Review: Him
- Matthew G. Robinson
- Sep 18
- 4 min read

Somewhere, deep in a desert compound lit entirely like a Hellraiser nightclub, the future of American football is being decided by a cult and a man in a fur pelt hammering nails into rawhide. If that sounds ominous, it is. If it sounds silly, it’s that too. Him is a movie that desperately wants to be the Hereditary of sports horror, but ends up more like The Blind Side meets The Devil's Advocate by way of a Gatorade commercial. And none of those comparisons are flattering. In Justin Tipping’s Him, football isn’t just a game. It’s religion. It’s politics. It’s myth. And unfortunately, it’s boring.
We begin with young Cameron Cade, played by a dull Tyriq Withers, who carries both a cross around his neck and the hopes of a family obsessed with the San Antonio Saviors, a fictional USFF team where quarterback Isaiah White (Marlon Wayans) reigns as a kind of gridiron messiah. After Isaiah wins a game and snaps his leg like a Slim Jim, Cam’s father lovingly makes his son stare at the televised injury as a lesson in the gospel of sacrifice. Victory, after all, comes with a cost. It’s a compelling scene, but it sets the tone for a film that takes itself way too seriously and delivers far too little.
Years later, Cam is college football’s golden boy and a shoo-in for the number one draft pick, until he gets attacked by a man in what looks like a cursed high school mascot costume, aka the pom-pom monster. Concussed, Cam is invited to Isaiah White’s remote training compound to prepare for his pro debut. All he has to do is drive into the middle of nowhere, hand over his cell phone, and ignore the obvious cult outside the gates and the even more obvious red flags inside them.
Him is what’s known as a “spider web” movie: the protagonist is the fly, the situation is clearly the trap, and the only surprise is how long it takes the fly to realize they’re screwed. The audience, of course, knew from the trailer.
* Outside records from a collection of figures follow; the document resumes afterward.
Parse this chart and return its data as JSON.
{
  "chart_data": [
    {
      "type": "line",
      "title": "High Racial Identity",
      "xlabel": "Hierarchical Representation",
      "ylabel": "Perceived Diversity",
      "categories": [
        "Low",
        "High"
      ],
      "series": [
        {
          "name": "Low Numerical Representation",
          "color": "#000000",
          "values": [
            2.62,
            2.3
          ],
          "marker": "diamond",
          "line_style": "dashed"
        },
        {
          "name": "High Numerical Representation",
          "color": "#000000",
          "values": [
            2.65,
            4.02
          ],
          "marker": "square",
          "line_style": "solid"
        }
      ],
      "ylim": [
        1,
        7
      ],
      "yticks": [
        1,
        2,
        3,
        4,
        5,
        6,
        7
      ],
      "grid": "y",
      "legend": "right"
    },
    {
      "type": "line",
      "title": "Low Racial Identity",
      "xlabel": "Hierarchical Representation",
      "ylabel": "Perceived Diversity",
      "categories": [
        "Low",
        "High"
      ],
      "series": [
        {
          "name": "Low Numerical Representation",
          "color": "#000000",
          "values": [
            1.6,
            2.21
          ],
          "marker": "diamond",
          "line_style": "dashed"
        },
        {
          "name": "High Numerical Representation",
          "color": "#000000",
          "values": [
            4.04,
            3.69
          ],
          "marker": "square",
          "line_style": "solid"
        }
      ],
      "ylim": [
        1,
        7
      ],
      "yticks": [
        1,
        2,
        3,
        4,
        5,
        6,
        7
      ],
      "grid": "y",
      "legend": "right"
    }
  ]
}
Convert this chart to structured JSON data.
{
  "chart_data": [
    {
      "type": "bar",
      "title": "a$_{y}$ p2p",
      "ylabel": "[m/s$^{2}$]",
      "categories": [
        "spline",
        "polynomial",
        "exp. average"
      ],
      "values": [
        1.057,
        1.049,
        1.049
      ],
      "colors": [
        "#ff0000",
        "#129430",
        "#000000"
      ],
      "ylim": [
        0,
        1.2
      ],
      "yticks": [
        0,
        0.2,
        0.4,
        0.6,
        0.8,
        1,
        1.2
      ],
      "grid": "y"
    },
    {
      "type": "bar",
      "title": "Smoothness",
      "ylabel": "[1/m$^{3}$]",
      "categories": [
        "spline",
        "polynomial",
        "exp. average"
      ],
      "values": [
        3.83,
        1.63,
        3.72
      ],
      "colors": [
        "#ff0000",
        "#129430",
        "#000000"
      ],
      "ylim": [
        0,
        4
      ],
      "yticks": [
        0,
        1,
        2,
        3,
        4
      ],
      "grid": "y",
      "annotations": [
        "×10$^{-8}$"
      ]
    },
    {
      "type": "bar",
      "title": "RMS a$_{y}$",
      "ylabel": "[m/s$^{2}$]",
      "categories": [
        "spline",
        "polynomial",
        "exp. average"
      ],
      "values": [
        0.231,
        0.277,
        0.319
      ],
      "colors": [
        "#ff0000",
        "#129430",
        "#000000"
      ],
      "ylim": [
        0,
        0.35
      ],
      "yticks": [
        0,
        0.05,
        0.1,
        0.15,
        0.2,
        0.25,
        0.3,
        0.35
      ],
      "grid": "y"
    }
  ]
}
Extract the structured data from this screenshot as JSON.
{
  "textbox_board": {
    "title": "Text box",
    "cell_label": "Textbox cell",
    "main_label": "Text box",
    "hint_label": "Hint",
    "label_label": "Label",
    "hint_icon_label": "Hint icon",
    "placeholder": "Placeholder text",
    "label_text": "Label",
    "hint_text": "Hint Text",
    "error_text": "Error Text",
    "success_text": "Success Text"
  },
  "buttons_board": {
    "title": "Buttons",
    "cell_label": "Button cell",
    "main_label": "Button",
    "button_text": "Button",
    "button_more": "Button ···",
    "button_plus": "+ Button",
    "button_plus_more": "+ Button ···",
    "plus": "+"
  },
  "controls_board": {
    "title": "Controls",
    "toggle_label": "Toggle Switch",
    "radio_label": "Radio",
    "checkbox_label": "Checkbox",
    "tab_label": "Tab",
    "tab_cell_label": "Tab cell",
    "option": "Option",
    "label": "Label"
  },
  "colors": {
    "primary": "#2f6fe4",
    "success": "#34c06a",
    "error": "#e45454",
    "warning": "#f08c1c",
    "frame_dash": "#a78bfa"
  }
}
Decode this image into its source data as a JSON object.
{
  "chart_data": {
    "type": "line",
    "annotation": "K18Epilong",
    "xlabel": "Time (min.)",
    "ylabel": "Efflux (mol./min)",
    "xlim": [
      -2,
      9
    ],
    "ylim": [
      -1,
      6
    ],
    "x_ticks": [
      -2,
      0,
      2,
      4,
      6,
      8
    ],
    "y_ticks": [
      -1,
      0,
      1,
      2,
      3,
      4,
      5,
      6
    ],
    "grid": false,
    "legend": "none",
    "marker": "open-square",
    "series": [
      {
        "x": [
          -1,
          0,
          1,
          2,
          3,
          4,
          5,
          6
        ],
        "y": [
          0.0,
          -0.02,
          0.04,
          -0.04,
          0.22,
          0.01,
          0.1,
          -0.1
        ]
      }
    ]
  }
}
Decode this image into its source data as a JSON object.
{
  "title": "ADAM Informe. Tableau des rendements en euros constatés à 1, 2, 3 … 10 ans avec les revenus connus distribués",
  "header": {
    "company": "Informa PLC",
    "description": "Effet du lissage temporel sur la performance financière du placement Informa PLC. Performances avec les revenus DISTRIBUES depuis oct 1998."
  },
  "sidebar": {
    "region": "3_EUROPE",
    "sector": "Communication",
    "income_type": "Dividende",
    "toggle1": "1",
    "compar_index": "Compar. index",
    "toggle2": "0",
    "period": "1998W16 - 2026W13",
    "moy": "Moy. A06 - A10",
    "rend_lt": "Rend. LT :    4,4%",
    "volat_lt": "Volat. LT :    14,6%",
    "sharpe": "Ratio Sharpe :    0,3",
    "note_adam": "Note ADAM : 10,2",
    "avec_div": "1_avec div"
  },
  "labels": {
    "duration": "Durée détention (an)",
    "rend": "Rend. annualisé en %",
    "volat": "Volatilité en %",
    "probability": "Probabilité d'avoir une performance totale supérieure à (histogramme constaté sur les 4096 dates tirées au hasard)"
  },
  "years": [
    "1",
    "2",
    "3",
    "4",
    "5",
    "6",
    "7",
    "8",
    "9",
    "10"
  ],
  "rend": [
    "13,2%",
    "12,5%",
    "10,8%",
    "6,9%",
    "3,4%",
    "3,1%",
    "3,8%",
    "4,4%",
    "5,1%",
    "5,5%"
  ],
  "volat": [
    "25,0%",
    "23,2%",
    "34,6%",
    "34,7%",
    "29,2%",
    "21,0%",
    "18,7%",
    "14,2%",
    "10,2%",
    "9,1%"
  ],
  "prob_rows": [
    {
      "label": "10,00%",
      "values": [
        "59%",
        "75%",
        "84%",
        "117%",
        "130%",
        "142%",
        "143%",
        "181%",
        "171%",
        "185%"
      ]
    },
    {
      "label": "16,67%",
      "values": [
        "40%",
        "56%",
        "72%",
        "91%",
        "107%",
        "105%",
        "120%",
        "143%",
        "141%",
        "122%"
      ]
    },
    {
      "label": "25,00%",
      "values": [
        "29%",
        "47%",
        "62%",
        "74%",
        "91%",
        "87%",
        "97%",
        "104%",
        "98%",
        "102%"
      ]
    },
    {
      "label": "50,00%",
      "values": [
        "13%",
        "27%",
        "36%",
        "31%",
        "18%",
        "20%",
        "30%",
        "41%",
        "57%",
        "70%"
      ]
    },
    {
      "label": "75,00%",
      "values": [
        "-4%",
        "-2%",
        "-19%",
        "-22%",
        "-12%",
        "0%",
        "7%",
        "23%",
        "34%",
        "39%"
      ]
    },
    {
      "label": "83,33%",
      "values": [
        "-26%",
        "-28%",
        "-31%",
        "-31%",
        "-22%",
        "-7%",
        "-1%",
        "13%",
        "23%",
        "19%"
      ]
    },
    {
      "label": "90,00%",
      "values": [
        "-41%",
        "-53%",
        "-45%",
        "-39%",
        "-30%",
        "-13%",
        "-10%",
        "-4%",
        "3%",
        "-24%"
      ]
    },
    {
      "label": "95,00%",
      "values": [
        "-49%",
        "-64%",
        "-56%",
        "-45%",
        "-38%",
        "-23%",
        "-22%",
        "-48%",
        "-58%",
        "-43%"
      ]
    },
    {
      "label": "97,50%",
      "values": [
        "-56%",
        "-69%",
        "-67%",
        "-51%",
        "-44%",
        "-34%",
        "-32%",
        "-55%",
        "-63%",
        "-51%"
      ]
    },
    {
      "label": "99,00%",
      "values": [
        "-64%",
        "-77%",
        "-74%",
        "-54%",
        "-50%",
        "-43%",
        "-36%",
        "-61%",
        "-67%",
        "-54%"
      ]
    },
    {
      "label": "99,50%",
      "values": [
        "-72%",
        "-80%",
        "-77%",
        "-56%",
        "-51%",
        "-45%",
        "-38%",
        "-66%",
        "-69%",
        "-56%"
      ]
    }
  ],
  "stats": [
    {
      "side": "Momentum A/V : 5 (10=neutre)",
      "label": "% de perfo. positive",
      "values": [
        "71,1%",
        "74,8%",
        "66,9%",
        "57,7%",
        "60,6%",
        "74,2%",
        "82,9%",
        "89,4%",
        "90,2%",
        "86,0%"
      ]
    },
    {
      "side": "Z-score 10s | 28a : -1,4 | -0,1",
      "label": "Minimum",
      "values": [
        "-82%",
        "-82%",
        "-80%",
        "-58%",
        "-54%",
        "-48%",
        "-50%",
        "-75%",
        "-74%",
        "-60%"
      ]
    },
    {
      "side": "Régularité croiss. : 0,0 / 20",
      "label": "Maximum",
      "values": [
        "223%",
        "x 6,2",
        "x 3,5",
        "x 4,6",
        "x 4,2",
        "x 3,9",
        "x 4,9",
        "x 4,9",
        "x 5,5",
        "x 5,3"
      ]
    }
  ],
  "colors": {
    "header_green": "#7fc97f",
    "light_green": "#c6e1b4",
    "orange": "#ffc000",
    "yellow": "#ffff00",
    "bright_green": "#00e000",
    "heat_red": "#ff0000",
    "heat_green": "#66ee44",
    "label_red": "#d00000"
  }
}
That’s the cardinal sin of Him: it plays like it has secrets, but it doesn’t. It holds its cards close to the chest, but the chest is transparent and we already saw the deck. Marlon Wayans, playing Isaiah, is a stretch for him but too often feels like a strain. Every monologue feels like he’s gunning for that long-overdue serious actor moment, but the script traps him in a loop of vague cult-speak, hollow bravado, and zero surprise. One minute he’s a motivational guru; the next, he’s threateningly dissecting a pig carcass like it’s a Tuesday hobby. And not once does the movie pretend he’s not the villain.
The film is more interested in vibes than substance. Director Justin Tipping delivers a polished surface, Kira Kelly’s cinematography makes everything look like a Nike ad shot in purgatory, and the X-ray “Mortal Kombat” kills are inventive in a “try-hard” sort of way, but the style doesn’t cover the cracks. For a movie about football, Him seems terrified of engaging with what football actually means. Yes, it gestures toward themes: the brutality of hero worship, the damage of chasing glory, the rot beneath sports celebrity. But it never examines any of them long enough to matter.
It doesn’t help that the plot is so repetitive. Cam walks down a hall. He sees something weird like an ominous football spinning towards him. He asks questions. He’s told not to ask questions. Repeat. By the time the actual horror arrives, and yes, there is horror, eventually, the film has burned through so many ominous hallway walks, syringe stabbings, and dramatic choral music swells that it feels like an obligation rather than a payoff.
There’s a version of Him that could have worked: a lean, nightmarish satire of sports culture, masculinity, and the corrupting nature of hero worship. But instead of leaning into its absurdities or mining tension from Cam’s very real injury and paranoia, the film plays everything at one droning pitch. Even Julia Fox, in a brief but lively role as Isaiah’s trophy wife, seems like she wandered in from a better movie where people are allowed to have fun.
And then there’s the Jordan Peele factor. As a producer, Peele’s name carries weight, but Him doesn’t even approach the clever social commentary or razor-wire tension of his directorial efforts. Instead, it feels like a hollow impression of one, cobbled together from ideas about religion, sports, and sacrifice that never form into a thesis. Or even a coherent sentence.
By the time Him lurches into its final act, with a twist that plays less like a revelation and more like a studio-mandated homage to better movies, any energy it had has long since drained. There’s no shock. No catharsis. Just a sense of missed opportunity and the realization that what looked like a smart, stylish genre piece is really just a long, slow handoff to nowhere.
Hey fam, for a film about football, Him sure punts on the big ideas.